Wednesday, January 25, 2012

Week 1 thus far...

So, I'm 3 days in, and I'm definitely feeling my challenges of student teaching already. Since the start of the week, something has gone wrong everyday, and I'm hoping this trend will start to wind down as the weeks pass by.

DAY 1: Being the first day, I was surprisingly calm about the start of this 6 week experience. I had my entire first 2 weeks planned out with hopes that nothing would get in my way. As Monday started in the morning and moved toward the mid afternoon, my first spike of issues surfaced. My presenation that I had prepared for the students began to freeze on my computer. Up to this point, I was so excited about introducing the students to a Prezi presentation because it's something that is new and creative. Might I add that the kids loved it?!? They were enthused by the whole production (some of my students even worked on one of their own at home that night!) However, due to the Greenhouse Effect that takes place in my room, I believe my computer and projector were getting too overheated, along with the fact that I had been teaching for several hours. As the prezi began to glitch, I realized that I had put my total trust in the oh-so-dependable-technology that I didn't have a plan B. Thankfully, my presentation came through and I finished teaching in all of my classes, even though I lost a lot of time. Thank goodness I am required to student teach... it's circumstances like these where I will know from now on that even the most "reliable" sources out there don't have a guarantee sticker on them. Lesson Learned: ALWAYS had a backup plan. No questions asked :)
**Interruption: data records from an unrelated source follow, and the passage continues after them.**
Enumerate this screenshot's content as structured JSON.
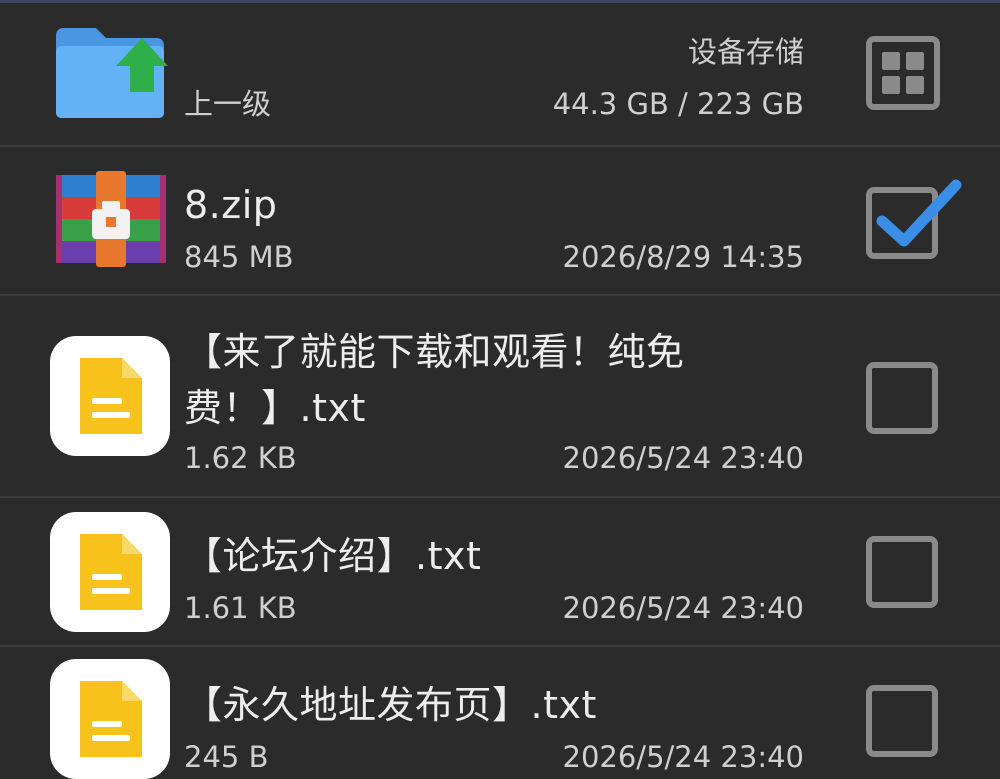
{
  "header": {
    "parent_label": "上一级",
    "storage_label": "设备存储",
    "storage_usage": "44.3 GB / 223 GB",
    "view_toggle_icon": "grid-view-icon"
  },
  "files": [
    {
      "name": "8.zip",
      "size": "845 MB",
      "date": "2026/8/29 14:35",
      "checked": true,
      "icon": "zip-archive-icon"
    },
    {
      "name": "【来了就能下载和观看！纯免",
      "name_line2": "费！】.txt",
      "size": "1.62 KB",
      "date": "2026/5/24 23:40",
      "checked": false,
      "icon": "text-file-icon"
    },
    {
      "name": "【论坛介绍】.txt",
      "size": "1.61 KB",
      "date": "2026/5/24 23:40",
      "checked": false,
      "icon": "text-file-icon"
    },
    {
      "name": "【永久地址发布页】.txt",
      "size": "245 B",
      "date": "2026/5/24 23:40",
      "checked": false,
      "icon": "text-file-icon"
    }
  ],
  "colors": {
    "background": "#2b2b2b",
    "check_accent": "#3a8ee8",
    "folder_blue": "#5aa9f0",
    "up_arrow_green": "#2eaf4a",
    "doc_yellow": "#f7c21c"
  }
}
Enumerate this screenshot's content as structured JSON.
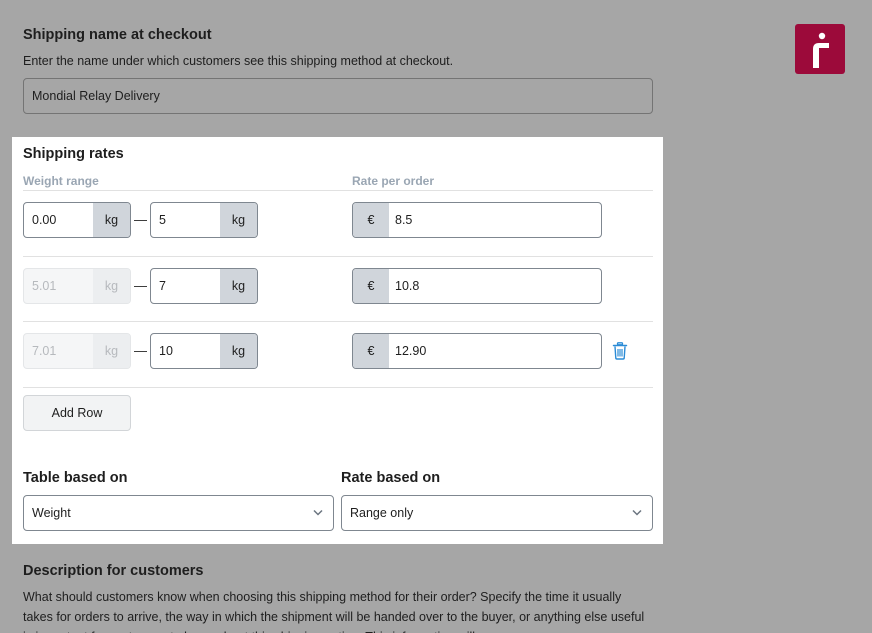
{
  "shipping_name": {
    "title": "Shipping name at checkout",
    "help": "Enter the name under which customers see this shipping method at checkout.",
    "value": "Mondial Relay Delivery"
  },
  "logo": {
    "name": "mondial-relay-logo",
    "color": "#9c0a3a"
  },
  "rates": {
    "title": "Shipping rates",
    "col_weight": "Weight range",
    "col_rate": "Rate per order",
    "rows": [
      {
        "from": "0.00",
        "from_unit": "kg",
        "to": "5",
        "to_unit": "kg",
        "currency": "€",
        "rate": "8.5"
      },
      {
        "from": "5.01",
        "from_unit": "kg",
        "to": "7",
        "to_unit": "kg",
        "currency": "€",
        "rate": "10.8"
      },
      {
        "from": "7.01",
        "from_unit": "kg",
        "to": "10",
        "to_unit": "kg",
        "currency": "€",
        "rate": "12.90",
        "delete_icon": "trash-icon"
      }
    ],
    "dash": "—",
    "add_row": "Add Row"
  },
  "table_based_on": {
    "label": "Table based on",
    "value": "Weight"
  },
  "rate_based_on": {
    "label": "Rate based on",
    "value": "Range only"
  },
  "description": {
    "title": "Description for customers",
    "text": "What should customers know when choosing this shipping method for their order? Specify the time it usually takes for orders to arrive, the way in which the shipment will be handed over to the buyer, or anything else useful is important for customers to know about this shipping option. This information will"
  }
}
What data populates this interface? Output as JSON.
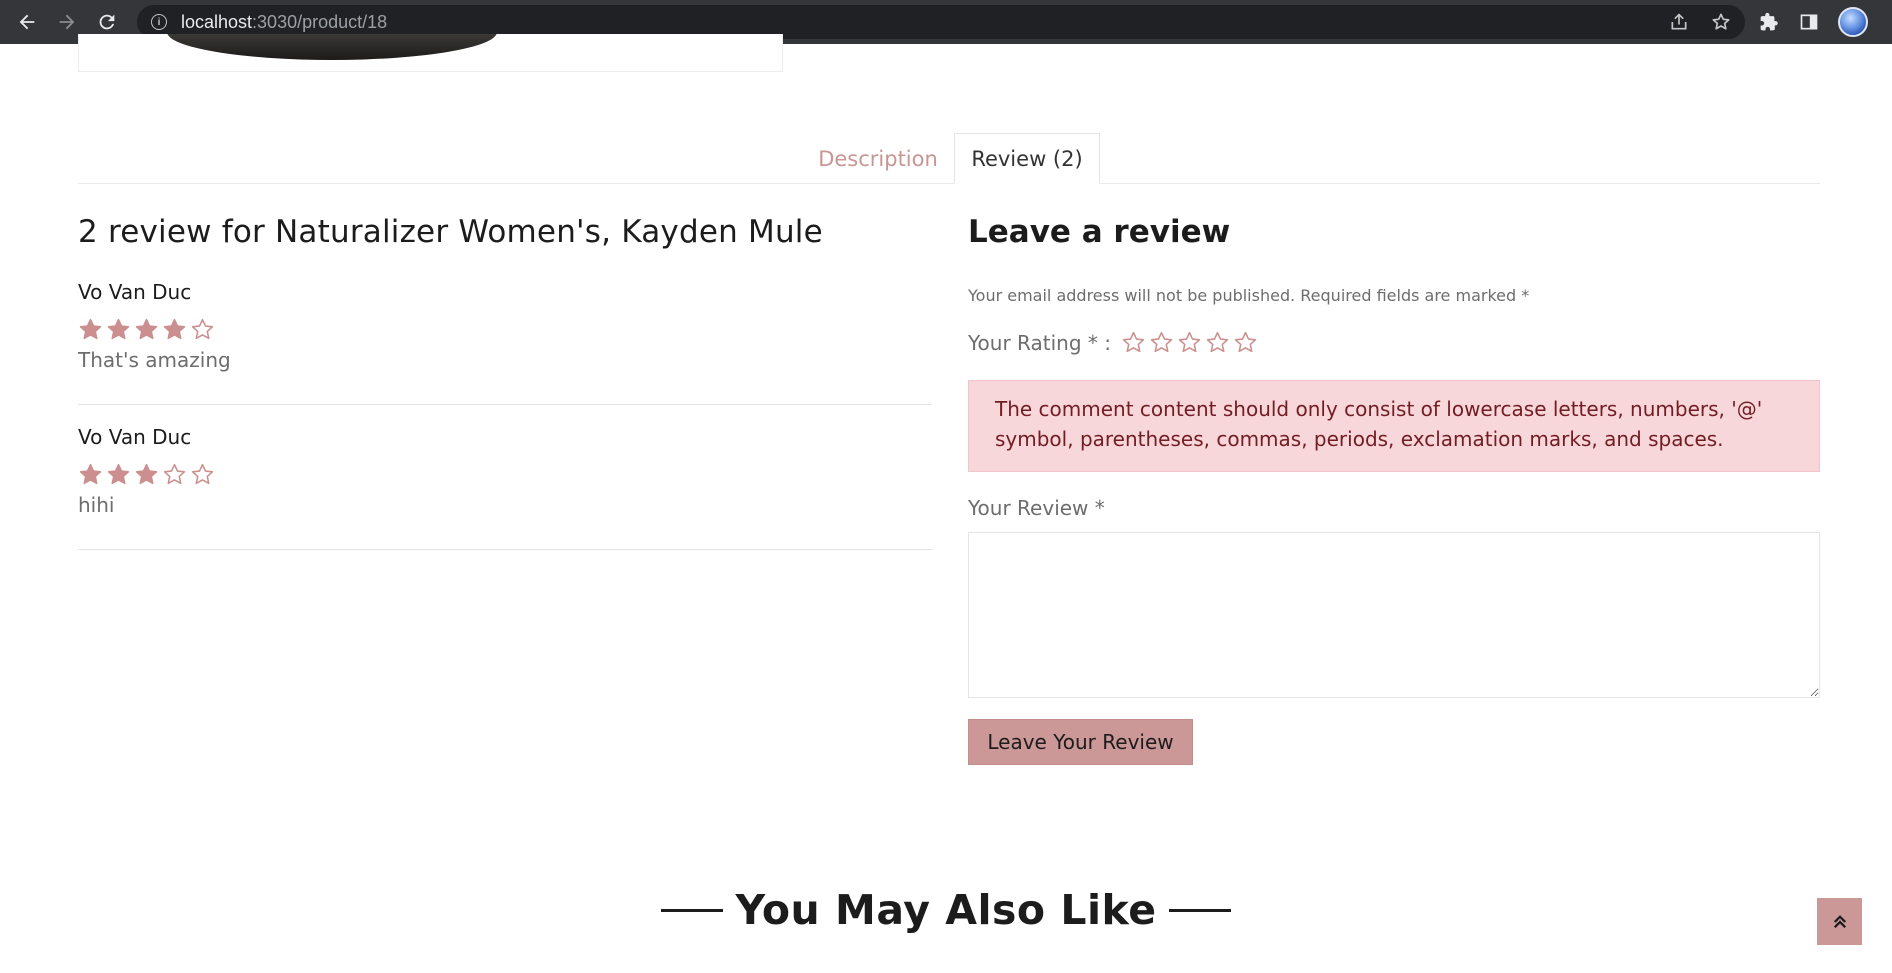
{
  "browser": {
    "url_host": "localhost",
    "url_path": ":3030/product/18"
  },
  "product": {
    "tabs": [
      {
        "label": "Description",
        "active": false
      },
      {
        "label": "Review (2)",
        "active": true
      }
    ]
  },
  "reviews": {
    "heading": "2 review for Naturalizer Women's, Kayden Mule",
    "items": [
      {
        "author": "Vo Van Duc",
        "rating": 4,
        "max_rating": 5,
        "text": "That's amazing"
      },
      {
        "author": "Vo Van Duc",
        "rating": 3,
        "max_rating": 5,
        "text": "hihi"
      }
    ]
  },
  "review_form": {
    "heading": "Leave a review",
    "notice": "Your email address will not be published. Required fields are marked *",
    "rating_label": "Your Rating * :",
    "rating_value": 0,
    "rating_max": 5,
    "error_message": "The comment content should only consist of lowercase letters, numbers, '@' symbol, parentheses, commas, periods, exclamation marks, and spaces.",
    "review_label": "Your Review *",
    "review_value": "",
    "submit_label": "Leave Your Review"
  },
  "related": {
    "heading": "You May Also Like"
  },
  "colors": {
    "accent": "#cc9797",
    "star_filled": "#cc8f8f",
    "alert_bg": "#f8d7da",
    "alert_text": "#721c24"
  },
  "icons": {
    "back": "arrow-left-icon",
    "forward": "arrow-right-icon",
    "reload": "reload-icon",
    "site_info": "info-icon",
    "share": "share-icon",
    "bookmark": "star-outline-icon",
    "extensions": "puzzle-icon",
    "side_panel": "side-panel-icon",
    "scroll_top": "double-chevron-up-icon"
  }
}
DAY 2: Overall, Tuesday was a great day. The students were introduced to the reading of food labels after suffering through the "Nutrient" themed prezi presentation from the day before. For the most part, the classes seemed to understand the given information until the last class of the day when one of my boys started testing my nerves. I'll be honest: I had not allowed my Italian side to show in the classroom up to this point. In fact, I was so excited that I was able to suppress it by being the "nice teacher that everyone seems to love." However, "Jeff" caused my water to boil. Let's just say he needs to work positive communication with people, especially with his teachers. Yes, I'm sure you're saying, "well isn't this the perfect example of why you're in the 'practicing teacher' mode?" Yes, this is preparing me to handle the stress of my future students. However, my patience level has never been so challenged before in my life. But after calling Jeff's dad to alert him of his son's behavior in class, things seemed to cool off. Dad was very supportive of the entire situation and reassured me that things would change. It's a parent like this that gives me the extra boost of confidence that's required on a day to day basis as I walk into the classroom.
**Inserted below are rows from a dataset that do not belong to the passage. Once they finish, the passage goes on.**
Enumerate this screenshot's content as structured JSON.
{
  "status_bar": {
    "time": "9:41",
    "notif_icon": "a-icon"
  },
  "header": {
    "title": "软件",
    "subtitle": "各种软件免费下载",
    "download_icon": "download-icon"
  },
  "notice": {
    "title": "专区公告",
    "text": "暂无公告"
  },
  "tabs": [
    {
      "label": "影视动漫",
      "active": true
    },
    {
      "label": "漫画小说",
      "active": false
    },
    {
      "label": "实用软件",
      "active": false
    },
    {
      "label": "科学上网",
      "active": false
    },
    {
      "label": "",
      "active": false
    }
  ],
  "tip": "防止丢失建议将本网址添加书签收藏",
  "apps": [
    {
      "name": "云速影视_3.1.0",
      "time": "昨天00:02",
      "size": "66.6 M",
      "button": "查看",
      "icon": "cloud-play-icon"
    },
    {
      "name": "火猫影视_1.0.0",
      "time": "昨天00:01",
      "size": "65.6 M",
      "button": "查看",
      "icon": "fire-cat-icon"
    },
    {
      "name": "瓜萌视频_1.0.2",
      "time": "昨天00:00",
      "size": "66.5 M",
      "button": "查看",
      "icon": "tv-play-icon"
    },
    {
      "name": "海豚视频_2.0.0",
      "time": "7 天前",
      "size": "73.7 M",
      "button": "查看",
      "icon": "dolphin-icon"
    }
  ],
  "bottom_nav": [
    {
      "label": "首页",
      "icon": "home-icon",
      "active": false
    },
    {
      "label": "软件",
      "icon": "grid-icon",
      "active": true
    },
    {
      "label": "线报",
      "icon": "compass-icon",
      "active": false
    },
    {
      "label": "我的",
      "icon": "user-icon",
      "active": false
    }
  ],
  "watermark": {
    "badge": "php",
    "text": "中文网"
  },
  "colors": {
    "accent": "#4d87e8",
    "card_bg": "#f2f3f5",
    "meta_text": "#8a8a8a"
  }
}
DAY 3: Let's just say that you become the mean teacher when you give students a task that they despise doing. Today, the students had their first quiz on nutrients, food labels, and the Food Guide Pyramid. A very SIMPLE quiz (this was something I repeated over and over again to reassure them that I wasn't out for their heads). At the end of the day, the majority of my team seemed to think that the quiz was easy and not as hard as they made it out to be. So, when does this day turn into my "bad day?" Well, Jeff was on his somewhat best behavior today (I had to call him out a couple of times). However, it was "Amy" who tested me today. Before the start of the quiz, she seemed stressed about the content and told me several times that, "I am going to fail." After trying to reassure her, she came back with the following response: "I hate this class, ESPECIALLY now."
It was at this point that I lost it. Yes, I understand stress (BELIEVE me, I am the queen of stress). However, to take that stress out on a teacher and state remarks like this, this is when I start to lose faith in myself as an educator. What did I do for this child to talk to me in this manner? How do I get through to her if these are reactions from a private life? What do I say to her tomorrow?

...I don't know. These are thoughts that run through my head as I feel like I am being faced with another trial. These are the few of many experiences I will endure in my career, but I am still in the nervous stages of how strong I will be as a leader in my own class. Maybe I'm looking into it too much.. or my lack of sleep is allowing me to think irrationally ;)

Anyway, there's my input on days 3 out of 30 thus far. I am off to prepare for my presentation of the digestive system. Wish me luck!